SPARZANZA – Into the sewers

Agli inizi della loro carriera gli Sparzanza venivano descritti come un gruppo poco incisivo, che accumulava cataste di riff Kyuss/Fu Manchu su uno scarno tappeto garage-rock’n’roll, quasi fosse un escamotage per sopperire a lacune di personalità.
Un’accusa rivolta a gran parte dello stoner scandinavo, se pensiamo all’ironia che aveva accompagnato i primi Dozer, o le immeritate bocciature che a volte hanno dovuto sopportare i vari Lowrider, Demon Clearer, Pawnshop (ma l’elenco è veramente lungo).

Il passare degli anni ha invece dimostrato l’esatto contrario, visto che possiamo ormai dire che questi gruppi hanno creato una vera e propria scuola europea, emancipandosi splendidamente, e i migliori tra loro possiedono una fisionomia musicale che altri protagonisti dell’hard di questo decennio possono solo sognare.

Così dopo una pletora di bellissimi dischi 2003 targati Dozer, Blind Dog, Awesome Machine, Mannhai, tocca agli Sparzanza completare quest’infuocato poligono con il loro “Into The Sewers”, un album che ridà perfettamente senso a parole come stoner e hard rock.

Tutte le canzoni (e non è un termine abusato) possiedono un songwriting di livello eccellente, risultando caldissime, potenti e travolgenti, grazie ad una delle migliori registrazioni degli ultimi anni, e scorrono a meraviglia per merito di una grande voce capace di pilotare cori carichi di epos rock, di ricchissime e ispirate chitarre, e di una VERA sezione ritmica.
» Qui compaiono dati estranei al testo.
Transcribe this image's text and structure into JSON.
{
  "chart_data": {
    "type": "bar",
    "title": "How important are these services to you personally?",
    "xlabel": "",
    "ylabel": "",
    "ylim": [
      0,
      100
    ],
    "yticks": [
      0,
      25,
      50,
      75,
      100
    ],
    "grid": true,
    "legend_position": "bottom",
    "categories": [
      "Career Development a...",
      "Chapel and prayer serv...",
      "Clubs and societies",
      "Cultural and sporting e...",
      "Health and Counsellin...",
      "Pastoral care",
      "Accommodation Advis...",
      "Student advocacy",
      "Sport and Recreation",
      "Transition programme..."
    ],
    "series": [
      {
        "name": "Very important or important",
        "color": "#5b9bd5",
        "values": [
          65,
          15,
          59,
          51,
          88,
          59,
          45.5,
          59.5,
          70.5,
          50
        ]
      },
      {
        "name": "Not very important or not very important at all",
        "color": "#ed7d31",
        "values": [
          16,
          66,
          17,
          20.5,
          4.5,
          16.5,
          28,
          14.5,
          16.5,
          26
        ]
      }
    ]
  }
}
Un album di questo genere è aperto alla perfezione da “Children Shouldn’t Play With Dead Things”, un fendente allo stomaco portato da un superbo heavy di ispirazione darkeggiante (nella traccia video viene anche reso omaggio ad un certo cinema gore-surrealista di stampo underground).

Per “Into The Sewers” si potrebbero fare i nomi di Unida, Spiritual Beggars e Awesome Machine, ma sono dettagli, visto che gli Sparzanza sono perfettamente competitivi; “Pay The Price” e “Euthanasia” sono arricchite da melodiche tastiere psych e infuocate jam.

Più bluesaggiante e articolata, ma sempre basata su cori misterici ed evocativi, risulta “Kindead”, mentre lo stile dei primi Sparzanza rivive nei mastodontici stoner di “Anyway”, “Son Of A God” e nell’hard/r’n’r di “Kings On Kerosene”, quest’ultima un oleoso inno all’automobilismo.

L’hard-psych più sulfureo ed emotivo va ad appannaggio di un altro brano notevole, “Little Red Riding Hood”, e l’ultimo scossone senza tanti complimenti lo dà “Sparzatan”.